Kedua, ketika seorang muslim melakukan hal yang mubah, jangan sampai kemubahan itu melalaikannya dari kewajiban. Ia boleh saja menonton film yang baik, tetapi tidak boleh mengabaikan kewajiban agama dan kewajiban dunia, seperti shalat lima waktu atau hak-hak orang lain yang harus ia tunaikan.
Oleh sebab itu, ketika menonton film sedangkan waktu salat sudah tiba, hendaklah ia salat terlebih dahulu lalu boleh melanjutkan aktivitasnya.

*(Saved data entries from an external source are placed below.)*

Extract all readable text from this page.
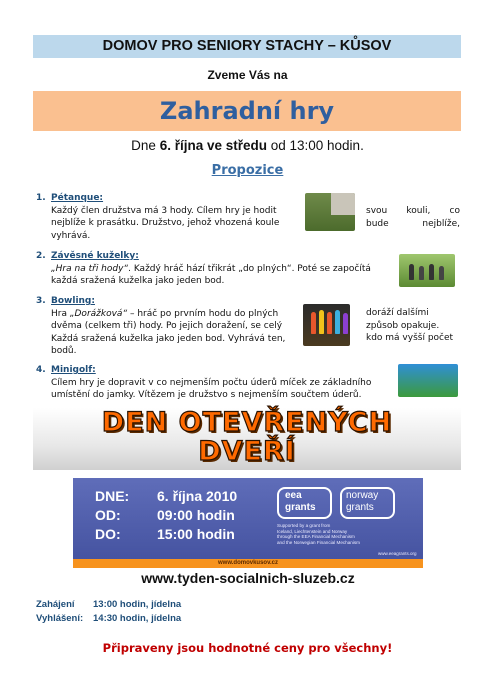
DOMOV PRO SENIORY STACHY – KŮSOV
Zveme Vás na
Zahradní hry
Dne 6. října ve středu od 13:00 hodin.
Propozice
1. Pétanque:
Každý člen družstva má 3 hody. Cílem hry je hodit
nejblíže k prasátku. Družstvo, jehož vhozená koule
vyhrává.
svou kouli, co
bude nejblíže,
2. Závěsné kuželky:
„Hra na tři hody“. Každý hráč hází třikrát „do plných“. Poté se započítá
každá sražená kuželka jako jeden bod.
3. Bowling:
Hra „Dorážková“ – hráč po prvním hodu do plných
dvěma (celkem tři) hody. Po jejich doražení, se celý
Každá sražená kuželka jako jeden bod. Vyhrává ten,
bodů.
doráží dalšími
způsob opakuje.
kdo má vyšší počet
4. Minigolf:
Cílem hry je dopravit v co nejmenším počtu úderů míček ze základního
umístění do jamky. Vítězem je družstvo s nejmenším součtem úderů.
DEN OTEVŘENÝCH
DVEŘÍ
DNE: 6. října 2010
OD:	09:00 hodin
DO:	15:00 hodin
eea
grants
norway
grants
Supported by a grant from
Iceland, Liechtenstein and Norway
through the EEA Financial Mechanism
and the Norwegian Financial Mechanism
www.eeagrants.org
www.domovkusov.cz
www.tyden-socialnich-sluzeb.cz
Zahájení 13:00 hodin, jídelna
Vyhlášení: 14:30 hodin, jídelna
Připraveny jsou hodnotné ceny pro všechny!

Ketiga, hendaklah aktivitas menonton film terhindar dari ikhtilat, yaitu percampuran antara laki-laki dan perempuan yang bukan mahramnya. Mengapa? Agar tidak menimbulkan fitnah dan syubhat, terlebih jika film atau pertunjukkan yang kita tonton berada di tempat gelap.
Rasulullah saw. bersabda,
“Kepala salah seorang di antara kalian ditusuk dengan jarum besi lebih baik daripada menyentuh perempuan yang tidak halal bagi dirinya.” (HR. at-Thabrani)

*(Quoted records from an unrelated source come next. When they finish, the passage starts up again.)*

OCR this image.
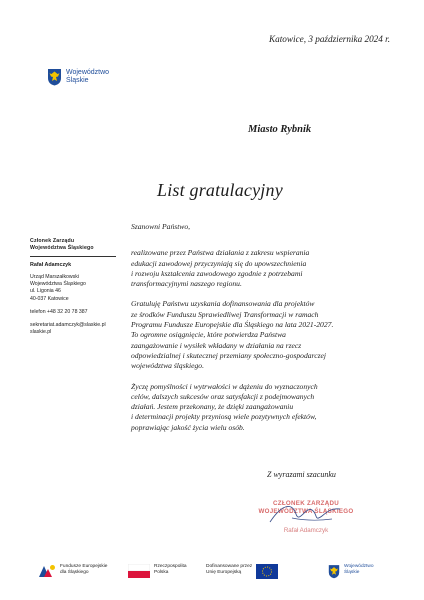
Katowice, 3 października 2024 r.
Województwo
Śląskie
Miasto Rybnik
List gratulacyjny
Członek Zarządu
Województwa Śląskiego
Rafał Adamczyk
Urząd Marszałkowski
Województwa Śląskiego
ul. Ligonia 46
40-037 Katowice
telefon +48 32 20 78 387
sekretariat.adamczyk@slaskie.pl
slaskie.pl

Szanowni Państwo,

realizowane przez Państwa działania z zakresu wspierania

edukacji zawodowej przyczyniają się do upowszechnienia

i rozwoju kształcenia zawodowego zgodnie z potrzebami

transformacyjnymi naszego regionu.

Gratuluję Państwu uzyskania dofinansowania dla projektów

ze środków Funduszu Sprawiedliwej Transformacji w ramach

Programu Fundusze Europejskie dla Śląskiego na lata 2021-2027.

To ogromne osiągnięcie, które potwierdza Państwa

zaangażowanie i wysiłek wkładany w działania na rzecz

odpowiedzialnej i skutecznej przemiany społeczno-gospodarczej

województwa śląskiego.

Życzę pomyślności i wytrwałości w dążeniu do wyznaczonych

celów, dalszych sukcesów oraz satysfakcji z podejmowanych

działań. Jestem przekonany, że dzięki zaangażowaniu

i determinacji projekty przyniosą wiele pozytywnych efektów,

poprawiając jakość życia wielu osób.

Z wyrazami szacunku
CZŁONEK ZARZĄDU
WOJEWÓDZTWA ŚLĄSKIEGO
Rafał Adamczyk
Fundusze Europejskie
dla Śląskiego
Rzeczpospolita
Polska
Dofinansowane przez
Unię Europejską
Województwo
Śląskie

Jadi, seseorang boleh saja menonton film dan pertunjukkan asalkan memenuhi ketiga syarat di atas. Hal ini bertujuan agar kita terhindar dari segala sesuatu yang menyalahi syariat-Nya.
Realita yang kita lihat saat ini, dunia perfilman dimanfaatkan oleh negara pengemban ideologi kapitalis sekuler untuk menyebarluaskan keburukan. Seperti pergaulan bebas dan perbuatan-perbuatan buruk lainnya yang menginspirasi jutaan bahkan miliaran orang untuk berbuat keburukan.
Sebaliknya, dalam Islam, dunia perfilman akan dimanfaatkan sebesar-besarnya oleh negara untuk menyebarluaskan kebaikan, yakni dakwah Islam rahmatan lil alamin ke penjuru dunia.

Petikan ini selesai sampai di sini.